Así que las cartas lo eran todo, eran la ventana al mundo, el lazo con el exterior. Junto con las conversaciones en las casas, los patios o la calle, las cartas eran el medio de comunicación por excelencia. A mi casa llegaban cartas del banco, de familiares y amigos. Avisos. Comunicaciones. Yo tenía mucha correspondencia siempre. Cartas de amigos que estudiaban fuera, cartas de amigas. De alumnas, cuando llegó el momento. De pretendientes. De novios (mejor dicho, de novio).
Llegaban las cartas de los primos que vivían lejos, desde Barcelona, Madrid o La Carolina. Las cartas de las niñas de Chiclana, de Ronda, de Ceuta. Las cartas de Chipiona. Los christmas de Navidad, muchos, muchísimos. Las fotos enviadas por carta. Llegaban las cartas de los amigos, del amigo, que estudiaba Económicas en Madrid, con toda la información de la movida de los estudiantes y de los líos de la universidad, tan raros para nosotros. Las cartas pormenorizadas de las amigas, que contaban todos sus amores, con detalle. Las cartas del viaje a Galicia. Las cartas de Valdecaballeros. Muchas cartas. A todas las contestaba y era otro rito, el de ir a echar la carta a Correos. Durante mucho tiempo, cuando no tenía plan de salir con nadie porque mis amigos estaban en otra ciudad, echar la carta a Correos era la única forma de dar una vuelta y tener una excusa para andar por ahí.

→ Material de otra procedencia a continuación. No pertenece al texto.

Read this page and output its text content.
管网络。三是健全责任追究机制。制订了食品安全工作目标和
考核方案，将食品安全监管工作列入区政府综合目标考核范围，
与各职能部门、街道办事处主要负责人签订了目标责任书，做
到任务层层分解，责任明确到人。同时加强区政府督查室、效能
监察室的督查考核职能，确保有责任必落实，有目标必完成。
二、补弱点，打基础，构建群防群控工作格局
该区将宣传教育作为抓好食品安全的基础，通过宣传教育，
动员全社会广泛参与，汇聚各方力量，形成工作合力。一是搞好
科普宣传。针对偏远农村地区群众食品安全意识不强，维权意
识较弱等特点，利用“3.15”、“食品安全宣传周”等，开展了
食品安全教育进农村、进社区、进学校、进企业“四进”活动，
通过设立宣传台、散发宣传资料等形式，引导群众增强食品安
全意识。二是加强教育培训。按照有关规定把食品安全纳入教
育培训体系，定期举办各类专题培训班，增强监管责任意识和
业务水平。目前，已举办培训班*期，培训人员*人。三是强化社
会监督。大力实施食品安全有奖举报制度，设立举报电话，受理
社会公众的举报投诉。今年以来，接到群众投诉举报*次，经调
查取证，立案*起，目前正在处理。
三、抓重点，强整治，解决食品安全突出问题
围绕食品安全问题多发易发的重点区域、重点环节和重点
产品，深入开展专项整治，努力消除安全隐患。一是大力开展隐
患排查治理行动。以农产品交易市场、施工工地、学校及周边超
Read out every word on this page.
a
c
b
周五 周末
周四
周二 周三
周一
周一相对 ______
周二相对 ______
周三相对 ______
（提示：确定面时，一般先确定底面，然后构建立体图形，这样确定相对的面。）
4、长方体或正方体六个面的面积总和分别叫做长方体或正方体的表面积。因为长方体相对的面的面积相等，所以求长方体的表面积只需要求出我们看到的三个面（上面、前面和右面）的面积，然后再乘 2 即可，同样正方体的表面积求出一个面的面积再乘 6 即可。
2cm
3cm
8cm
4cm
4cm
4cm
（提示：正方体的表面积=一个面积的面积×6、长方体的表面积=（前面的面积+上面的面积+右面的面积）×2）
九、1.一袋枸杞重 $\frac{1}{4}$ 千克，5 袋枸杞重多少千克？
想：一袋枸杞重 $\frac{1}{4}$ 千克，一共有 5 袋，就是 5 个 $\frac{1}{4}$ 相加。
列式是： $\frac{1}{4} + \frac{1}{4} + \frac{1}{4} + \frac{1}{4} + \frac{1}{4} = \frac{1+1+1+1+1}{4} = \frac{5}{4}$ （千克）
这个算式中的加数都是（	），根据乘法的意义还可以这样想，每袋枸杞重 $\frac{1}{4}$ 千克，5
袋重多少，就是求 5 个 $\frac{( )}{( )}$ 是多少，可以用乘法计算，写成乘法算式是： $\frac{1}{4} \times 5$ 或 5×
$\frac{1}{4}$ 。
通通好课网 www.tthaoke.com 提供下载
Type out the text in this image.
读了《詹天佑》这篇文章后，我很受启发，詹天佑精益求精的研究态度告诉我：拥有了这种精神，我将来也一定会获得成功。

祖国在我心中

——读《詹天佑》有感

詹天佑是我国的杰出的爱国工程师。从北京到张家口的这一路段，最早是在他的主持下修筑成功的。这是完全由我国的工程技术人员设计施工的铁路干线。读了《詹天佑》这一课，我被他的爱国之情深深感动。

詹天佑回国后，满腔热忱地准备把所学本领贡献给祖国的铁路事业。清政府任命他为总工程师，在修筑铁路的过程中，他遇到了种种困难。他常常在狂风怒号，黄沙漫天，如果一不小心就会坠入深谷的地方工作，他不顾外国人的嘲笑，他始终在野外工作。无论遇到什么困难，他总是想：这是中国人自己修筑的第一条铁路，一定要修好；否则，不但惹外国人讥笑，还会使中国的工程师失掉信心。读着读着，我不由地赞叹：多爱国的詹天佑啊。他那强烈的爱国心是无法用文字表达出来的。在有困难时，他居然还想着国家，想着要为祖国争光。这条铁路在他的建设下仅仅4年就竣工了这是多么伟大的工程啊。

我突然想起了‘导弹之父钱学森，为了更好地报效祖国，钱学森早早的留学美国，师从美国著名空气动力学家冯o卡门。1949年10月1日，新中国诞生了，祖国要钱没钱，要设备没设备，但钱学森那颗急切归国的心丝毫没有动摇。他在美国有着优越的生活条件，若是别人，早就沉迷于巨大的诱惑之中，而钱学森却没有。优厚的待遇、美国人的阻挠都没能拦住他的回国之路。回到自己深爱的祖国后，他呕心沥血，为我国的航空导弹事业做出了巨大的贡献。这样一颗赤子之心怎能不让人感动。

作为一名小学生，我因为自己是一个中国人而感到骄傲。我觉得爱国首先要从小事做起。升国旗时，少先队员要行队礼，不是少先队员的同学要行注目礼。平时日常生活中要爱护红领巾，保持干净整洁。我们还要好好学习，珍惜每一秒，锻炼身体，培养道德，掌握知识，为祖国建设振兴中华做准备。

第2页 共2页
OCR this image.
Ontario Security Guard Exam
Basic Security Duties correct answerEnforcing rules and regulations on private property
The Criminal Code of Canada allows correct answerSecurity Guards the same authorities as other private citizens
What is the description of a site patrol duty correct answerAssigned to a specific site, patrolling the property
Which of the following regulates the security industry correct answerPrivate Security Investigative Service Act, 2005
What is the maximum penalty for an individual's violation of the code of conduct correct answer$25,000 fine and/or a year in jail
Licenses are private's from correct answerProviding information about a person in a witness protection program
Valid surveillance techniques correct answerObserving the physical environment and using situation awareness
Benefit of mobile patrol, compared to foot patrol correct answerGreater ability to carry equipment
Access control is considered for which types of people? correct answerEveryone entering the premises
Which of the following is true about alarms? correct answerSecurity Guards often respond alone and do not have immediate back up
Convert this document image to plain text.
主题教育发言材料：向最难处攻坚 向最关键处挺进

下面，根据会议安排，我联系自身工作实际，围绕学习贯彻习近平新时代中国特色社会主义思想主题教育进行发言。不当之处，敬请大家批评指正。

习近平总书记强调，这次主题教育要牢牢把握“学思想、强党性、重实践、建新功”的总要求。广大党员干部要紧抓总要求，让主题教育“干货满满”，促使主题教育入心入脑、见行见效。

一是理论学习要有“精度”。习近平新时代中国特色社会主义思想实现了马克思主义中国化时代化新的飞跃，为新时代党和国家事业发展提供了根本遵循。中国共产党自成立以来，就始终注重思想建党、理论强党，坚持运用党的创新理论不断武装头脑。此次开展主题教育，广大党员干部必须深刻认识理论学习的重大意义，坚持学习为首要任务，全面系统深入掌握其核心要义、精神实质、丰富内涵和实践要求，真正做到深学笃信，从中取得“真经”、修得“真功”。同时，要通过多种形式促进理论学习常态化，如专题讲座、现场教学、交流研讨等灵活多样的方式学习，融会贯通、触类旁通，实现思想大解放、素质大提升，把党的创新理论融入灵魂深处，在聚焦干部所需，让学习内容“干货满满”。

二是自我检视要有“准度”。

El cartero conocía perfectamente a todos los vecinos de la calle. Sus nombres, sus direcciones, quiénes eran sus hijos, cómo eran las familias. En una ocasión me llegó una carta solamente con el nombre y la calle. Ni apellidos, ni número de casa. Es verdad que, en mi calle, no había nadie más que llevara mi nombre. Pero también lo que es que, el cartero, Salvador se llamaba, lo sabía todo de todos.
Conservo muchas de esas cartas. Están atadas con cintas de colores, ordenadas por remitentes y guardadas en cajas de cartón o de lata. Ahora, escribir cartas, se considera un anacronismo. Pero no debe preocuparnos. En realidad, seguimos escribiendo. En los blogs, por ejemplo. En las redes sociales, en los mensajes del móvil. Es verdad que se escribe muy mal y muy rápido. Es verdad que no hablamos de largas misivas, sino de lo justo, lo necesario para lanzar la idea, para quedar, para aclarar, para definir...Pero es cosa de la comunicación, es lo que hay.
A mí me gusta escribir mensajes por el correo electrónico. Escribirlos bien con todas las letras. Explicar bien el asunto, empezar por el saludo, acabar igual, lo que son los requisitos de una carta. Si todos lo hiciéramos así, no echaríamos tanto de menos las cartas de papel. Y además, ahora llegan de inmediato, no hay que esperar unos días y no se pierden en los buzones. El caso es contar cosas, explicarse, estar en contacto con los demás.
Pero lo del cartero tenía un gran encanto. Ahora no les ves el pelo. Vienen a la casa escasamente, pues hasta lo del banco lo tenemos ya resuelto por Internet y te dejan siempre un aviso de recogida, nunca te pillan. Reconversión del oficio de cartero se llama esto.